A few weeks ago I challenged myself to go from microwaving corndogs and boiling pasta to cooking a fancy meal in a weekend. Sixteen hours of work later, I emerged successful.
Are my food problems all solved? Not yet. Though being able to cook fancy is great for special occasions, it’s not something I can do every day. It’s time-consuming, expensive, and, unless I watch carefully, not very healthy. On a day-to-day basis, I want food that’s cheap, healthy, and quick to prepare. (Oh, and tasty — but let’s ignore that little detail for now.)
Preparation speed isn’t such a big issue — I can always reheat leftovers. But what about the other two? How cheap do I want my food? And how healthy?
I want it to be as cheap and as healthy as possible, of course. But those goals seem opposed. After all, I could heat up Ramen noodles and live — at least for a little while — on about a dollar a day. But that’s a terrible idea: I want to save money, but I don’t want scurvy.

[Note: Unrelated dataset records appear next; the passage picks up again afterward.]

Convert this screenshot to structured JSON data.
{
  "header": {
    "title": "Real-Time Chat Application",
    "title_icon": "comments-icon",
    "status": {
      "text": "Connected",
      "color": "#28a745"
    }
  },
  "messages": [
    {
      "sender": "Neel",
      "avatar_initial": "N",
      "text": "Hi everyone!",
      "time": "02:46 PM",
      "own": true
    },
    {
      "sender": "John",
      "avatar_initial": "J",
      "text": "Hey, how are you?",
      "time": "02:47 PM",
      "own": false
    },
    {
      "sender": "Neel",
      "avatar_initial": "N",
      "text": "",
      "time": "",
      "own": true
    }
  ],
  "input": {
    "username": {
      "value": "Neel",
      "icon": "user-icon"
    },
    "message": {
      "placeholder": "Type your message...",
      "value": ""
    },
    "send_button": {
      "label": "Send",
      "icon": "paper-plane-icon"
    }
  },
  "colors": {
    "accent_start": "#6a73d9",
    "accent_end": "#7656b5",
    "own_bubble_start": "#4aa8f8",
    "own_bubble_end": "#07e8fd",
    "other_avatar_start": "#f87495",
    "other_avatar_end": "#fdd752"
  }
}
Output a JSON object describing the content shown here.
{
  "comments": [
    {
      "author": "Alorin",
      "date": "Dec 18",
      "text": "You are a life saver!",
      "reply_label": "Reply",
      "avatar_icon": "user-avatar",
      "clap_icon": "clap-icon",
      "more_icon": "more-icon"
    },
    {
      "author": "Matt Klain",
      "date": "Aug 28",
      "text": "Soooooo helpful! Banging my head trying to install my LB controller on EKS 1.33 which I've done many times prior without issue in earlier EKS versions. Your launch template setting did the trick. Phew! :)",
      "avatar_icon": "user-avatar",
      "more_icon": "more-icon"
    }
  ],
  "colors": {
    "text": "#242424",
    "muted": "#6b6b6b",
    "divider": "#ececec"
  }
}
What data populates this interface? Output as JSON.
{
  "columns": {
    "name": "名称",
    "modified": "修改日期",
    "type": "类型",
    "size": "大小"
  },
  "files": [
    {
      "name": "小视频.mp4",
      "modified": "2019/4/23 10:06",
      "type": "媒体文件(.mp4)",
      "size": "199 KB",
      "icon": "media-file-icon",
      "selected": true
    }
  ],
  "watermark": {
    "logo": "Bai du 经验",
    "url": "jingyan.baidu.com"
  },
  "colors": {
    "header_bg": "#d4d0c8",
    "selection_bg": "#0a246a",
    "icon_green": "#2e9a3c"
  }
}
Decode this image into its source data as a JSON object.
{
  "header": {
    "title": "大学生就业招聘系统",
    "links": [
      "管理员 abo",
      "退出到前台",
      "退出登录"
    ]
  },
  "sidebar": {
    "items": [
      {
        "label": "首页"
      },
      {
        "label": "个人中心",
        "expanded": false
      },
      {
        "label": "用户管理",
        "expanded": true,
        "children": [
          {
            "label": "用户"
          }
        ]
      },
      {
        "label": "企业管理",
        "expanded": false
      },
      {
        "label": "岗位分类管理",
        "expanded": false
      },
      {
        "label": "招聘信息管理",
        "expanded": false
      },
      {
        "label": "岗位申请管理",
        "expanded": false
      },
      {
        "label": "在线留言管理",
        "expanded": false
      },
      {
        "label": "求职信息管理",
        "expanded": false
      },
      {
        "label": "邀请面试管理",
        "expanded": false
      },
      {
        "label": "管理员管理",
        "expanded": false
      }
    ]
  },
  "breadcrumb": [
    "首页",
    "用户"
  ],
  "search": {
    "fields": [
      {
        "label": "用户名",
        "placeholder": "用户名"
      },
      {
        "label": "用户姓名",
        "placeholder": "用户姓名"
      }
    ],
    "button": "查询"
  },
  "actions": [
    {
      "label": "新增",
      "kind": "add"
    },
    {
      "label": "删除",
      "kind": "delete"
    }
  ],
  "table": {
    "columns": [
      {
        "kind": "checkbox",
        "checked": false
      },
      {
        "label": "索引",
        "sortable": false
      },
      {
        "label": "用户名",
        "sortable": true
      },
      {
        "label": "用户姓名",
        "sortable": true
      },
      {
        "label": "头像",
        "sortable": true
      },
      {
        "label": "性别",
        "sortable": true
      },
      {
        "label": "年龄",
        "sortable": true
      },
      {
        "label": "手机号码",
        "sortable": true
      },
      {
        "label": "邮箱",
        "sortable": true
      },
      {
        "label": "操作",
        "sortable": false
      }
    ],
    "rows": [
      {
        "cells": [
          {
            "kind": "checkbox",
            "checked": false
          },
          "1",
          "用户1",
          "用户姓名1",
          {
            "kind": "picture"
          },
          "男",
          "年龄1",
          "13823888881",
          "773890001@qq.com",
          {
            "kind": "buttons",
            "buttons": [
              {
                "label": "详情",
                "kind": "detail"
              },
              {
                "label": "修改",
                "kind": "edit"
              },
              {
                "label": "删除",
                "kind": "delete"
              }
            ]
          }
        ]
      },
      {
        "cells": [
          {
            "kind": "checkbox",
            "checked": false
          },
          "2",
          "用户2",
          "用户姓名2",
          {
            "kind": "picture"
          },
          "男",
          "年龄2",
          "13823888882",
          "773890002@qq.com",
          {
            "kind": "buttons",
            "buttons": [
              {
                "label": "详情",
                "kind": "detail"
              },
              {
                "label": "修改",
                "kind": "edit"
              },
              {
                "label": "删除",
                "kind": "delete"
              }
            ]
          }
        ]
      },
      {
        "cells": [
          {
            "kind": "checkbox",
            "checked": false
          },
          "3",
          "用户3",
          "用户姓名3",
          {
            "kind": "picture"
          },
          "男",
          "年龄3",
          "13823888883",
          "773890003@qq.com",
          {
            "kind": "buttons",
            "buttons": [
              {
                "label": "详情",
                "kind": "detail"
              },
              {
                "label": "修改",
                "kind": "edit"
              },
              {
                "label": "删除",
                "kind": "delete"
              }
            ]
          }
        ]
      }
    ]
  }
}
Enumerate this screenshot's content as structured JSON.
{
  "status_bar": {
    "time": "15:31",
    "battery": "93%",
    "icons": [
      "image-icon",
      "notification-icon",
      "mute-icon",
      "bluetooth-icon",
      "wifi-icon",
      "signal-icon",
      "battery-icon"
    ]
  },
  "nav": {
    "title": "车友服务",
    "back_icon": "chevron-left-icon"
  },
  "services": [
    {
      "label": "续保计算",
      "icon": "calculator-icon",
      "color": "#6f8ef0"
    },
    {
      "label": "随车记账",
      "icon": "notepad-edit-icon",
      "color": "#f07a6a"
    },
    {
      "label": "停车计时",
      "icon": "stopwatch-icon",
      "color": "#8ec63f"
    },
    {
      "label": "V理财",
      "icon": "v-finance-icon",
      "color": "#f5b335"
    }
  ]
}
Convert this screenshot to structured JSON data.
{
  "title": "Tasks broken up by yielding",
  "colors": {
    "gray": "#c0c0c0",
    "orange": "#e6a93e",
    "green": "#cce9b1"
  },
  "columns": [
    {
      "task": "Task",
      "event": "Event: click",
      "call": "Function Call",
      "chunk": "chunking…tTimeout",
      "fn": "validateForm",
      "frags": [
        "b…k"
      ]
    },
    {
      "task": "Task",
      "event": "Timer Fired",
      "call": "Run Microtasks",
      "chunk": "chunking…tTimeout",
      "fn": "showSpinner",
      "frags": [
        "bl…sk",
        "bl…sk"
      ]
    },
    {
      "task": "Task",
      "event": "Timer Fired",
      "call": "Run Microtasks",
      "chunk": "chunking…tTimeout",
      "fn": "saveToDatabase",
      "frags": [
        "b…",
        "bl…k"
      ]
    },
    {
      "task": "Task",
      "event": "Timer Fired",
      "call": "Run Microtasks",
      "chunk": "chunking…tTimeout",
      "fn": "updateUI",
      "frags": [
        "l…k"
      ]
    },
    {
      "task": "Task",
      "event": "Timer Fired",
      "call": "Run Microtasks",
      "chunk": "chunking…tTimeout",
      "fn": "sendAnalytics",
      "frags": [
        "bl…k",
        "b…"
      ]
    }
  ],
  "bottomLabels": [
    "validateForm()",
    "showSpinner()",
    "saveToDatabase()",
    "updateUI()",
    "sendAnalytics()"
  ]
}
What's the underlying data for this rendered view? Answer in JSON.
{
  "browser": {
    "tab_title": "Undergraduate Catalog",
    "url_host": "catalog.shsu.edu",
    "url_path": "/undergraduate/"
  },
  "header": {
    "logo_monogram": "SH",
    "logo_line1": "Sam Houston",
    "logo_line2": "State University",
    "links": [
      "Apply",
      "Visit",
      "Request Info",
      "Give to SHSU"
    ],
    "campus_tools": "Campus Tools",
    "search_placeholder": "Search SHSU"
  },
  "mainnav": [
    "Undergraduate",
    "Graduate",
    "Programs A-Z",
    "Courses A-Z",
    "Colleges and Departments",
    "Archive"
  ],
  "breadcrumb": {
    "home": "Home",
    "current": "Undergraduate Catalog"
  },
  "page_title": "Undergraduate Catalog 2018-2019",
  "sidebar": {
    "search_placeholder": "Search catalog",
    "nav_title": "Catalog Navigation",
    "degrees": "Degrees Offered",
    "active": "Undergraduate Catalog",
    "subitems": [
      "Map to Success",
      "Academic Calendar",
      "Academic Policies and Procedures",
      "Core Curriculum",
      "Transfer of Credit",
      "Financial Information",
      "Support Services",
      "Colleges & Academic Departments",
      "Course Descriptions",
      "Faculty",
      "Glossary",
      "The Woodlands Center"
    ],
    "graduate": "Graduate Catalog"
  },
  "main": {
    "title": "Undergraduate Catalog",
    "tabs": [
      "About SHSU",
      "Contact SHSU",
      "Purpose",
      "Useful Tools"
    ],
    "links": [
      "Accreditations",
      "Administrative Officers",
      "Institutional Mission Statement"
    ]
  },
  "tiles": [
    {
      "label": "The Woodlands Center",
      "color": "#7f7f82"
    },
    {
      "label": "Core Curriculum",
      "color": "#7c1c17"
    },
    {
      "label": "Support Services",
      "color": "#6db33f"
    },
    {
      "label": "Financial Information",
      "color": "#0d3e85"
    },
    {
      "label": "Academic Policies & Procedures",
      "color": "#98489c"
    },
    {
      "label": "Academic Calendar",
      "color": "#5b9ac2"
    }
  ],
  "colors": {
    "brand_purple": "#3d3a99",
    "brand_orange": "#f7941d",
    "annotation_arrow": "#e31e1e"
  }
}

Healthy food is more expensive than Ramen. But just how much more expensive is it? A week ago I issued a new challenge to myself:
I want to find the cheapest daily diet that meets all common nutritional recommendations.
Now, nutrition is tricky business. Nutritional guidelines change often. New nutrients are found. “Good” nutrients are discovered to be bad, and vice-versa.
For this reason, some experts — Michael Pollan comes to mind — recommend ignoring complex nutrition advice altogether. Instead, they suggest keeping it simple: Eat a variety of fresh, unprocessed foods. Focus mostly on produce and, if you’re an omnivore, choose high-quality meats.
I don’t want to stray too far from that advice. Besides the health arguments, I’m drawn toward unprocessed food on an aesthetic level. I want to keep things simple. But at the same time, I want to make sure I’m not straying too far from standard nutrition advice — stuff about fat percentages, vitamins, minerals, and so on. I’m not a nutrition expert, after all.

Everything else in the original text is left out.